SAÜ Sosyal Bilimler Enstitüsü’nde düzenlenen söyleşiye konuk olan Necati Mert, yazarlık hayatı boyunca hayatın dışından bir şey yaratarak hiçbir şey yazmadığını söyledi.
"Tiyatrocu Olmak İstiyordum"
Ortaokulda tiyatro ile tanıştığını söyleyen Mert, “12 Mart Muhtırasına kadar ben hikâye yazmayı düşünmüyordum. Aklımda sadece tiyatro vardı. Bugüne kadar 10’un üzerinde tiyatroda rol aldım ve yönettim. Lisans tezim Haldun Taner’in tiyatro oyunları üzerineydi. Tezimi hazırlarken Haldun Taner ile iki yıl boyunca defalarca bir araya geldik. Haldun Taner bana bir keresinde ‘Romanın geleceği yok. Roman okumaya kimsenin vakti olmayacak, insanlar, Kadıköy 'den vapura binip köprüde inene kadar başlayıp bitirdiği bir tür arıyor’ demişti. Bugün hikaye yazmamda önemli bir etkendir bu söz” şeklinde konuştu.

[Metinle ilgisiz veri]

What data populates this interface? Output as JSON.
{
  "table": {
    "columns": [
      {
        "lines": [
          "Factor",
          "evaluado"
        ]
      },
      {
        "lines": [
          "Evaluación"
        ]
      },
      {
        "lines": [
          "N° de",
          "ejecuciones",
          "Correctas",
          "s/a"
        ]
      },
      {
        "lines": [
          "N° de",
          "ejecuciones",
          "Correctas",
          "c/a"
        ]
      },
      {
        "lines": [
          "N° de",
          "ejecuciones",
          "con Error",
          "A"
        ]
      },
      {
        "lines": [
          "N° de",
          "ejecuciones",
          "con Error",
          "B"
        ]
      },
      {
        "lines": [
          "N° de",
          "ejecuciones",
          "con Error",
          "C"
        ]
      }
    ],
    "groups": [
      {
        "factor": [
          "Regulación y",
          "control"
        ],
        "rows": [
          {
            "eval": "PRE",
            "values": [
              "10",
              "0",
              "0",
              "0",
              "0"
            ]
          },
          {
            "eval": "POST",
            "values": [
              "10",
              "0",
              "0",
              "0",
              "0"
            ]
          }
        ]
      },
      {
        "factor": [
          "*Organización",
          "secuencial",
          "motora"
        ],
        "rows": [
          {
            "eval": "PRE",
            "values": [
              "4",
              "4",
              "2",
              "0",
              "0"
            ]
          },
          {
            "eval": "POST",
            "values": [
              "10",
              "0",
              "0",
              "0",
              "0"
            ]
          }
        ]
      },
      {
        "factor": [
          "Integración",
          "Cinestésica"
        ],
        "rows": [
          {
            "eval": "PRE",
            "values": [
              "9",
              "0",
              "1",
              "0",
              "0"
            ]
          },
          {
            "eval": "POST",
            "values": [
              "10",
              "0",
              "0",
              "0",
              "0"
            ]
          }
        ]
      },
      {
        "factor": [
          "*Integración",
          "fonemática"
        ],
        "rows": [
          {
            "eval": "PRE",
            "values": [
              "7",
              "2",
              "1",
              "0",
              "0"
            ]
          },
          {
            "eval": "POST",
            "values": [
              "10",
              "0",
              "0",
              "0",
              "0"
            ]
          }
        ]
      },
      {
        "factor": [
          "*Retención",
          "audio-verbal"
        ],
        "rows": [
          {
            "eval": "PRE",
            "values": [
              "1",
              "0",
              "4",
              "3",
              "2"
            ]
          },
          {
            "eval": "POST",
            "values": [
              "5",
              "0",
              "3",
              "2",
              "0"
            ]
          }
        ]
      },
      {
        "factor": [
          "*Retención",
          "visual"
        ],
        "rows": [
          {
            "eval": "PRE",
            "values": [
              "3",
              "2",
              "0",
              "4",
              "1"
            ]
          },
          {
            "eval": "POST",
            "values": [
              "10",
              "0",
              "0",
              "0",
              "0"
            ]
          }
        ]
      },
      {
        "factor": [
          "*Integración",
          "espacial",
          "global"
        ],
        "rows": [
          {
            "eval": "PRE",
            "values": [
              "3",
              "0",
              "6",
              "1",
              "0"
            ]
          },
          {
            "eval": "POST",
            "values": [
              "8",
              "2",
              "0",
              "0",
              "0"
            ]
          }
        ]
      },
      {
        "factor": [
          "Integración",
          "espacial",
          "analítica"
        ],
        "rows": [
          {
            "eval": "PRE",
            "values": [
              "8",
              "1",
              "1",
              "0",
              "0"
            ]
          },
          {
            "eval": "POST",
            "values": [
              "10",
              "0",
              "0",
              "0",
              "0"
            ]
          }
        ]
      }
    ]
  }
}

Hikâye yazmaya 12 Mart’tan sonra cezaevinde geçirdiği dönemde karar verdiğini dile getiren Mert, “O dönemde en iyi hikaye yazarı nasıl yazıyor diye öğrenmek istedim. Cezaevindeyken nişanlımdan Füruzan’ın Parasız Yatılı kitabını istedim. Kitabı aldığımda dikkatle okuyup inceledim, notlar aldım. Çıkardığım notları hala saklıyorum. Bugüne kadar biriktirdiklerim benim mutfağım ve bu mutfak herkese açık” dedi.
"Hikaye ve Öykü Kelimesi Arasında Fark Yok"
Öykü kelimesinin çıkışını anlatan Mert, “Öykü kelimesinin çıkarıldığı tarih 1930 ve 1935 arasıdır. Yani Türk Tarih Kurumunun ve Türk Dil Kurumun kurulduğu tarihlere denk gelir. Burada amaç cumhuriyet devrimi olduktan sonra Arapça ve Farsçadan gelen kelimelerin yerine ulusal dile uygun kelimeler yaratmak istemişlerdi. Bunun için Türkçe’nin en eski lehçelerine kadar araştırma yapıldı. Fakat başarılı olamadılar” şeklinde konuştu.
Mert, “Hikaye kelimesinin yerine Türkçe bir kelime bulmak için o dönem çalışma yapılmış. Halk ağzından derlemler diye çalışma yapılmış, hikâye kelimesi yerine kullanıla bilecek 22 adet kelime bulunmuş. Fakat o 22 kelime arasında öykü kelimesi yoktu. 1950 hikâyeci kuşağının öykü kelimesini ilk onların kullandığını ve piyasaya sürdüğü ü düşünüyorum” diye konuştu.